After four courses of therapy, 63 members of the multidirectional acupuncture group were judged cured, 16 cases got a marked effect, and only one case got no effect. In the conventional or unidirectional acupuncture group, 50 cases were judged cured, 25 got a marked effect, and five got no effect. Therefore, the cure rates were 78.8% and 62.5% respectively. However, in terms of total effectiveness rates, there was no significant difference. Where there was a significant difference was in the number of acupuncture treatment necessary to achieve a cure. Of the 63 patients cured in the multidirectional needling group, six cases were cured with one course of treatment, 31 were cured in two courses, 21 were cured in three courses, and five required four courses. Among the 50 cases cured in the unidirectional needling group, only one case was cured in one course, 18 were cured in two courses, 25 were cured in three courses, and six were cured in four courses. Therefore, 58.7% of those who were cured in the multidirectional acupuncture group were cured in 1-2 courses of treatment, while only 38% of those cured in the conventional acupuncture group were cured in two courses. Thus the course of treatment necessary to affect a cure was statistically shorter using the multidirectional needling method.

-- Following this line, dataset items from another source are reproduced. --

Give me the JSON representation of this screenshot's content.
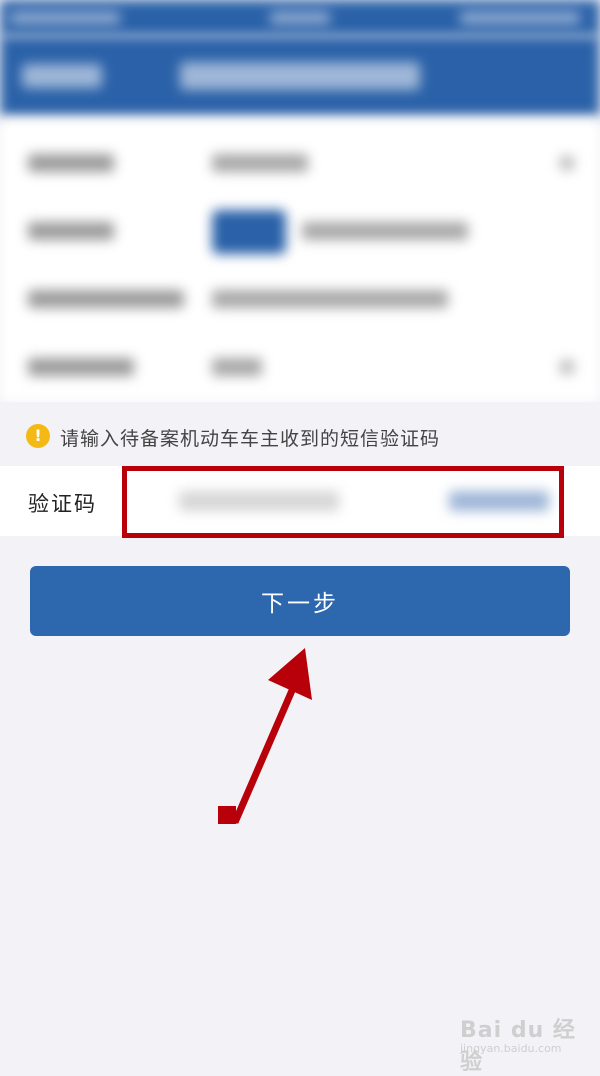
{
  "notice": {
    "text": "请输入待备案机动车车主收到的短信验证码",
    "icon": "warning-icon",
    "icon_color": "#f5b915"
  },
  "verification": {
    "label": "验证码"
  },
  "next_button": {
    "label": "下一步",
    "color": "#2d67ae"
  },
  "annotation": {
    "highlight_color": "#b8000a"
  },
  "watermark": {
    "main": "Bai du 经验",
    "sub": "jingyan.baidu.com"
  },
  "colors": {
    "nav": "#2a61a8",
    "background": "#f3f3f7"
  }
}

According to Dr. Wu, needling a single acupoint in multiple directions is a technique which is found as early as the in the Nei Jing (Inner Classic). Dr. Wu quotes the Ling Shu (Spiritual Axis) chapter titled “Needling the Officials” as saying, “Waggling needling means first needling perpendicularly, [then] lifting [and needling] front and back, [then] waggling [side to side] sinew tension in order to treat sinew impediment.” This type of needle technique soothes the sinews and relaxes spasm, frees the flow of the network vessels and stops pain. It very pronouncedly transports and moves the qi and blood in the diseased area. In this case, this technique is used to relax spasm and contracture of the piriformis muscle, reduce relative hyperemia and edema, and to loosen and resolve adhesions. This is based on the idea that piriformis syndrome is a species of sinew vessel impediment obstruction due to qi stagnation and blood congelation. Because there is no free flow, there is pain.